Незадолго до предполагаемой даты отъезда – когда башни уже были почти закончены и одобрены представителями оттоманской администрации – Харрингтон шел по улице вместе с одним чиновником из Стамбула. Собственно говоря, в тогдашней Хайфе улиц было всего несколько, да и те, по мнению Харрингтона, напоминали улицы лишь в очень отдаленной степени. Неожиданно он заметил, что навстречу им идет девушка в мусульманской одежде, хотя Харрингтон и был готов поклясться, что она является европейкой; девушка была совершенно одна. Вместо того чтобы опустить взгляд, она внимательно посмотрела Харрингтону в глаза, прошла еще несколько десятков метров и скрылась за углом. Оттоманский чиновник ничего не заметил, а преследовать на его глазах мусульманскую женщину Харрингтону показалось безумием. Впоследствии он бесконечно проклинал себя за этот момент нерешительности, смятения и страха.

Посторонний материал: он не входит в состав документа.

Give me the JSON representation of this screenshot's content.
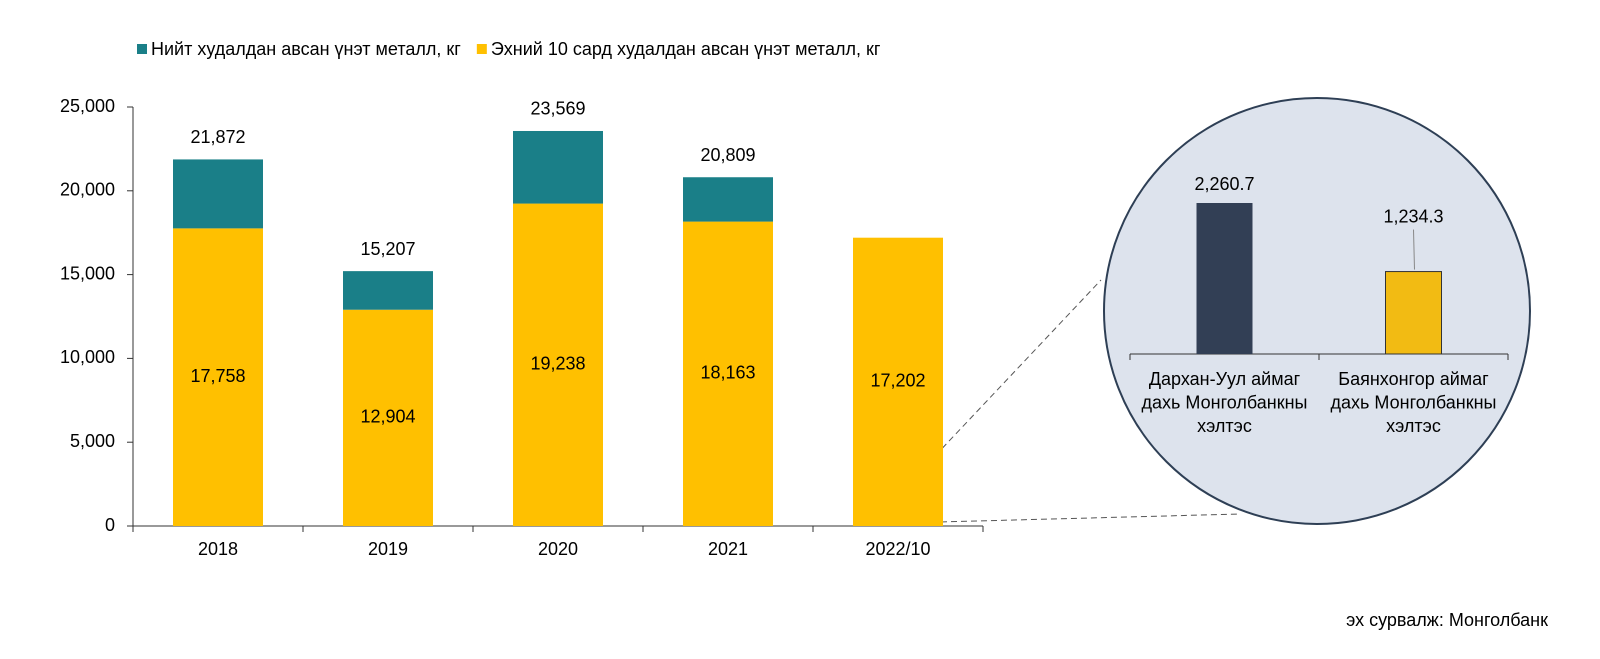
{
  "chart_data": [
    {
      "type": "stacked_bar",
      "categories": [
        "2018",
        "2019",
        "2020",
        "2021",
        "2022/10"
      ],
      "series": [
        {
          "name": "Эхний 10 сард худалдан авсан үнэт металл, кг",
          "color": "#ffc000",
          "values": [
            17758,
            12904,
            19238,
            18163,
            17202
          ],
          "value_labels": [
            "17,758",
            "12,904",
            "19,238",
            "18,163",
            "17,202"
          ]
        },
        {
          "name": "Нийт худалдан авсан үнэт металл, кг",
          "color": "#1a7f88",
          "values": [
            4114,
            2303,
            4331,
            2646,
            null
          ]
        }
      ],
      "legend_order": [
        1,
        0
      ],
      "totals": [
        21872,
        15207,
        23569,
        20809,
        null
      ],
      "total_labels": [
        "21,872",
        "15,207",
        "23,569",
        "20,809",
        null
      ],
      "ylim": [
        0,
        25000
      ],
      "yticks": [
        0,
        {
          "value": 5000,
          "label": "5,000"
        },
        {
          "value": 10000,
          "label": "10,000"
        },
        {
          "value": 15000,
          "label": "15,000"
        },
        {
          "value": 20000,
          "label": "20,000"
        },
        {
          "value": 25000,
          "label": "25,000"
        }
      ]
    },
    {
      "type": "bar",
      "categories": [
        [
          "Дархан-Уул аймаг",
          "дахь Монголбанкны",
          "хэлтэс"
        ],
        [
          "Баянхонгор аймаг",
          "дахь Монголбанкны",
          "хэлтэс"
        ]
      ],
      "values": [
        2260.7,
        1234.3
      ],
      "value_labels": [
        "2,260.7",
        "1,234.3"
      ],
      "colors": [
        "#323f55",
        "#f2bb13"
      ]
    }
  ],
  "source": "эх сурвалж: Монголбанк"
}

Мгновенного взгляда этой женщины хватило ему для того, чтобы понять, что он встретил, возможно, единственную женщину на земле, которая думает и чувствует так же, как он сам. Она была создана из совсем иного духовного материала, нежели все остальные знакомые ему женщины. Более того, ее лицо показалось Харрингтону немыслимо знакомым, как будто он уже видел его тысячи раз, хотя он и был уверен, что на самом деле не видел его никогда. Вязкая же рутина его семейной жизни – бремя непонимания, его собственного равнодушия, иронической снисходительности к чужой глупости и столь удачного повседневного семейного сотрудничества – вдруг показалась ему мороком, которого не могло и не должно было быть. Мысль об этой рутине вызвала в нем уже не ту ноющую саднящую тоску, какая бывала и раньше, но острую, почти парализующую боль, как от глубокого пореза бритвой.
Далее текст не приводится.